Narrative 3: the public debt
“Nothing better shows corporate control over the government than Washington’s basic response to the current economic crisis. First, we had “the rescue”, then “the recovery”. Trillions in public money flowed to the biggest US banks, insurance companies, etc. That “bailed” them out (is it just me or is there a suggestion of criminality in that phrase?), while we waited for benefits to “trickle down” to the rest of us.<
As usual, the “trickle-down” part has not happened. Large corporations and their investors kept the government’s money for themselves; their profits and stock market “recovered” nicely. We get unemployment, home-foreclosures, job benefit cuts and growing job insecurity. As the crisis hits states and cities, politicians avoid raising corporate taxes in favour of cutting government services and jobs – witness Wisconsin, etc.
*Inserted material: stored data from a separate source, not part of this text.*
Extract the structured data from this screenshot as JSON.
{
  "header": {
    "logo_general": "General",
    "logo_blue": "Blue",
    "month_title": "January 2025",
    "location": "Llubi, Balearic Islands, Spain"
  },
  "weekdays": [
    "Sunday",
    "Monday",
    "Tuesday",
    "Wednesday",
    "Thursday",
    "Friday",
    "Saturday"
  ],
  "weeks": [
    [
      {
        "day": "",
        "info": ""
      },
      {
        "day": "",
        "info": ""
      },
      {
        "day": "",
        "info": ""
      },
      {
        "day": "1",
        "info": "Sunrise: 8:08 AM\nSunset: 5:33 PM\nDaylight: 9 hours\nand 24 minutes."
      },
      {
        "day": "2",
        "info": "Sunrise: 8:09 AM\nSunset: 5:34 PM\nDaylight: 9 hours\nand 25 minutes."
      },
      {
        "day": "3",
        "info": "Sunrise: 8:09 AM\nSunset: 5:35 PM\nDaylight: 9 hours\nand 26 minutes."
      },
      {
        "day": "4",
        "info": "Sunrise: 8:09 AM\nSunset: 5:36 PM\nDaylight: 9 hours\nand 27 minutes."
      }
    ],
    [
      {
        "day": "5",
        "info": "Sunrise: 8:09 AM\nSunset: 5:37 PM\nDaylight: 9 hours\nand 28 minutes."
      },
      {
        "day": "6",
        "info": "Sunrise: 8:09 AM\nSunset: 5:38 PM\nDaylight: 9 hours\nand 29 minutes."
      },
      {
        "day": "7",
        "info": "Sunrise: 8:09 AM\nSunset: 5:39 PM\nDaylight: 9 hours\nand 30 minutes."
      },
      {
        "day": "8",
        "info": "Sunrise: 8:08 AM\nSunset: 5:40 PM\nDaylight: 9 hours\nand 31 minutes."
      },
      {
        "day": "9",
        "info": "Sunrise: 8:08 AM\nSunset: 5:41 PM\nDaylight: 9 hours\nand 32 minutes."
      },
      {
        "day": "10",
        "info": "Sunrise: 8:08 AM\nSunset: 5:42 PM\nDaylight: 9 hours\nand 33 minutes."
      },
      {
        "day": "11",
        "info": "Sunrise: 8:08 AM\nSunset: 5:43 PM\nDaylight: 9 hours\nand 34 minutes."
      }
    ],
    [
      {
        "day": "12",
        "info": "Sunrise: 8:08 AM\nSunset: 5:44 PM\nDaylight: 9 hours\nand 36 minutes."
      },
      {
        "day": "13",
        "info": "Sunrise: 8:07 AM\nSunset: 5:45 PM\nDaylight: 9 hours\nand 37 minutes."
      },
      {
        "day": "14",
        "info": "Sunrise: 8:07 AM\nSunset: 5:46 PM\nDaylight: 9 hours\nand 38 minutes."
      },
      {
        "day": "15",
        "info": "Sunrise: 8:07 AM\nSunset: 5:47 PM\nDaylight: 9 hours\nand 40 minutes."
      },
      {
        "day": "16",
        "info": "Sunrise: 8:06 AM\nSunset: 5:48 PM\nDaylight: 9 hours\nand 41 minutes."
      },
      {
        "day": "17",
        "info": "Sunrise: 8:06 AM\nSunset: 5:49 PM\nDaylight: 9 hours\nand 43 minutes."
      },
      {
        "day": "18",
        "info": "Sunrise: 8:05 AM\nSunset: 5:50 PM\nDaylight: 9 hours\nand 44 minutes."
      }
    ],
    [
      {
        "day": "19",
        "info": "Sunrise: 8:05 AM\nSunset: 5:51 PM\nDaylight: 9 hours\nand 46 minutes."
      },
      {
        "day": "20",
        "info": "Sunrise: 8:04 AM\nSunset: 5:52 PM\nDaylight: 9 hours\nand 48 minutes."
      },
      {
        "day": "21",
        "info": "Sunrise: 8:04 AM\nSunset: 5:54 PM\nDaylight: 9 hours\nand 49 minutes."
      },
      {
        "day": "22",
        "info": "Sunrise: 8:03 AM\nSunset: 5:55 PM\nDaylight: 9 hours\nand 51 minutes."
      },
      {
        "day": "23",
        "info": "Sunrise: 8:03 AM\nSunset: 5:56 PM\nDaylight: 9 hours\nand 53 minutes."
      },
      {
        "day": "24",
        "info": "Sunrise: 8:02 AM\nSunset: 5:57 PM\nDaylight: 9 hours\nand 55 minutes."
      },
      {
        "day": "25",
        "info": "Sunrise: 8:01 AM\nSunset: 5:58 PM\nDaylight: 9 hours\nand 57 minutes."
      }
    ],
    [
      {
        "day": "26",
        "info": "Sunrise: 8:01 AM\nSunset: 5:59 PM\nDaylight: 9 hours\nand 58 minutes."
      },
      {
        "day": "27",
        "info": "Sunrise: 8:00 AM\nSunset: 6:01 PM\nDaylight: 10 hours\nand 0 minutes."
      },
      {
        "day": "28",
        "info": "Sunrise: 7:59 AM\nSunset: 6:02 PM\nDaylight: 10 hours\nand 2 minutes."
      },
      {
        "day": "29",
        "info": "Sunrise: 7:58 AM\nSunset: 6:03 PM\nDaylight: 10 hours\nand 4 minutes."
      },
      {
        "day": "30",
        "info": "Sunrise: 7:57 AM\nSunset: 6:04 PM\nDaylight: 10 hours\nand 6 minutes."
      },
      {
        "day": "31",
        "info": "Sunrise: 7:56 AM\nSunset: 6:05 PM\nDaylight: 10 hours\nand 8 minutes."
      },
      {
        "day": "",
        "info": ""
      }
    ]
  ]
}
Might government bias favouring corporations be deserved, a reward for taxes they pay? No: corporations – especially the larger ones – have avoided taxes as effectively as they have controlled government expenditures to benefit them.”
In other words, the states are short of money not because they are too burdened by pensions and benefits but because corporations do not pay their proper share of taxes, as the rest of us (including public employees) do. It is the ideological triumph of the TNC that the general public has accepted their narrative of bad teachers, lazy government workers who need to be trimmed down.
And this how the Cloud Minders think of us.
The only solution is massive, global protest movements, a reverse shock doctrine directed at the TNC. It is in this context that the existence of organizations like Wikileaks become essential along with Net Neutrality. But that, in itself will not be enough. Fighting this means putting boots on the grounds and protesting not just the individuals (such as the Governor of Wisconsin or the Koch Brothers) but the entire system. And yes, such affairs are usually bloody. But what are the options? Obama is not going to be the labor’s knight in a shining armor.